Colorado Rockies offseason moves: the return of Matt Belisle
By Hayden Kane
Chris Humphreys-USA TODAY Sports
When a player looks like he doesn’t have it anymore, your instinct might be to say it’s time to cut ties. It’s time to move on and find somebody better, because that guy is no longer getting the job done. That’s fine, but then there is a logical question that should follow but doesn’t always get asked:
What’s out there that’s better?
In this case, who is out there who is a better option in the bullpen than Matt Belisle and whom the Rockies can realistically target as an off-season addition?

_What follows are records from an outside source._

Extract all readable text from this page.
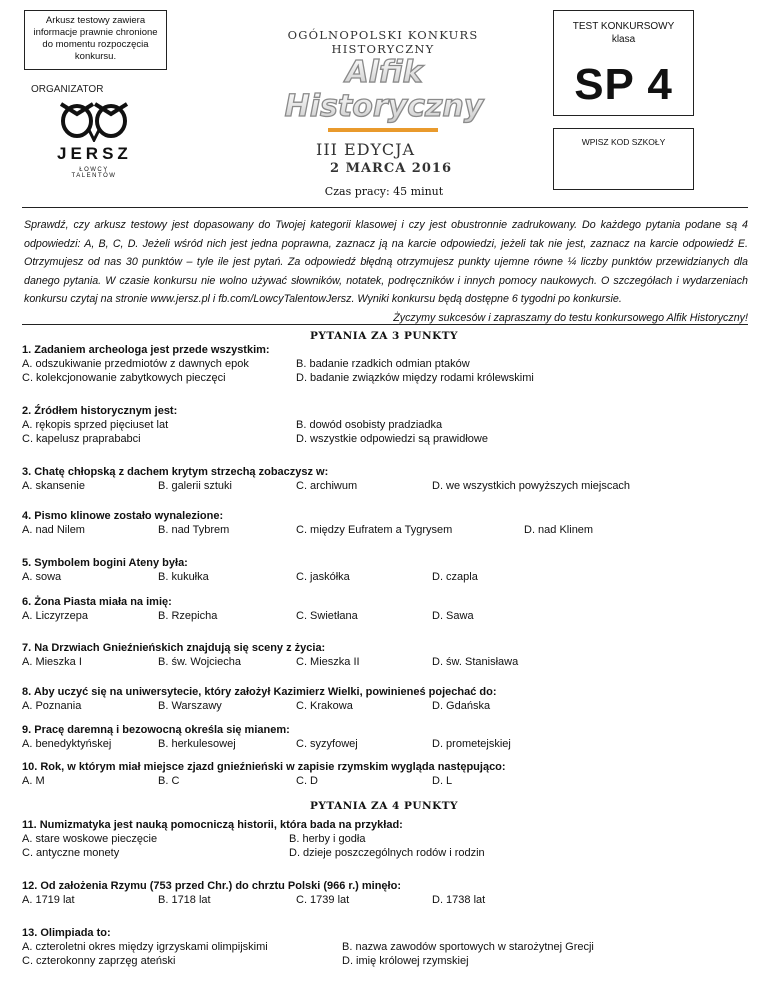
Arkusz testowy zawiera
informacje prawnie chronione
do momentu rozpoczęcia
konkursu.
OGÓLNOPOLSKI KONKURS HISTORYCZNY
ORGANIZATOR
JERSZ
ŁOWCY TALENTÓW
Alfik
Historyczny
III EDYCJA
2 MARCA 2016
Czas pracy: 45 minut
TEST KONKURSOWY
klasa
SP 4
WPISZ KOD SZKOŁY

Sprawdź, czy arkusz testowy jest dopasowany do Twojej kategorii klasowej i czy jest obustronnie zadrukowany. Do każdego pytania podane są 4 odpowiedzi: A, B, C, D. Jeżeli wśród nich jest jedna poprawna, zaznacz ją na karcie odpowiedzi, jeżeli tak nie jest, zaznacz na karcie odpowiedź E. Otrzymujesz od nas 30 punktów – tyle ile jest pytań. Za odpowiedź błędną otrzymujesz punkty ujemne równe ¼ liczby punktów przewidzianych dla danego pytania. W czasie konkursu nie wolno używać słowników, notatek, podręczników i innych pomocy naukowych. O szczegółach i wydarzeniach konkursu czytaj na stronie www.jersz.pl i fb.com/LowcyTalentowJersz. Wyniki konkursu będą dostępne 6 tygodni po konkursie.

Życzymy sukcesów i zapraszamy do testu konkursowego Alfik Historyczny!

PYTANIA ZA 3 PUNKTY
1. Zadaniem archeologa jest przede wszystkim:
A. odszukiwanie przedmiotów z dawnych epok	B. badanie rzadkich odmian ptaków
C. kolekcjonowanie zabytkowych pieczęci	D. badanie związków między rodami królewskimi
2. Źródłem historycznym jest:
A. rękopis sprzed pięciuset lat	B. dowód osobisty pradziadka
C. kapelusz praprababci	D. wszystkie odpowiedzi są prawidłowe
3. Chatę chłopską z dachem krytym strzechą zobaczysz w:
A. skansenie	B. galerii sztuki	C. archiwum	D. we wszystkich powyższych miejscach
4. Pismo klinowe zostało wynalezione:
A. nad Nilem	B. nad Tybrem	C. między Eufratem a Tygrysem	D. nad Klinem
5. Symbolem bogini Ateny była:
A. sowa	B. kukułka	C. jaskółka	D. czapla
6. Żona Piasta miała na imię:
A. Liczyrzepa	B. Rzepicha	C. Swietłana	D. Sawa
7. Na Drzwiach Gnieźnieńskich znajdują się sceny z życia:
A. Mieszka I	B. św. Wojciecha	C. Mieszka II	D. św. Stanisława
8. Aby uczyć się na uniwersytecie, który założył Kazimierz Wielki, powinieneś pojechać do:
A. Poznania	B. Warszawy	C. Krakowa	D. Gdańska
9. Pracę daremną i bezowocną określa się mianem:
A. benedyktyńskej	B. herkulesowej	C. syzyfowej	D. prometejskiej
10. Rok, w którym miał miejsce zjazd gnieźnieński w zapisie rzymskim wygląda następująco:
A. M	B. C	C. D	D. L
PYTANIA ZA 4 PUNKTY
11. Numizmatyka jest nauką pomocniczą historii, która bada na przykład:
A. stare woskowe pieczęcie	B. herby i godła
C. antyczne monety	D. dzieje poszczególnych rodów i rodzin
12. Od założenia Rzymu (753 przed Chr.) do chrztu Polski (966 r.) minęło:
A. 1719 lat	B. 1718 lat	C. 1739 lat	D. 1738 lat
13. Olimpiada to:
A. czteroletni okres między igrzyskami olimpijskimi	B. nazwa zawodów sportowych w starożytnej Grecji
C. czterokonny zaprzęg ateński	D. imię królowej rzymskiej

This might be a different conversation if the Colorado Rockies only needed one or two arms for the bullpen. That is not the case at the moment, as this team needs to add a number of pieces in the back of the ‘pen. Even with fatigue and a stretch of ineffectiveness in 2013, the Rockies needed to bring Belisle back. He deserves to be in that mix.
Yes, Belisle’s 2013 numbers are bit concerning. In 72 games he posted a 4.32 ERA. On its own the number isn’t too alarming, and his other statistics (earned runs, home runs, etc.) are not drastically worse than previous seasons. It has more to do with when Belisle started pitching poorly. He was able to recover from a horrendous June (8.31 ERA) but then collapsed in the final month of the season with a 6.97 ERA. It is that decline at the end of the season that stoked concerns of overuse for a pitcher on whom the Rockies have leaned heavily in the last four seasons (72 or more appearances each season since 2010).
Matt Belisle is durable, he’s proven he can get the job done, and perhaps most importantly, he wants to be in Colorado. The Rockies need to lighten his workload and change the way he is used (i.e. don’t run him out there every single game). But Belisle is a unique pitcher and the Rockies needed to retain his services. If they can re-negotiate a contract with him to pay him less that’s all the better, but either way this is good news.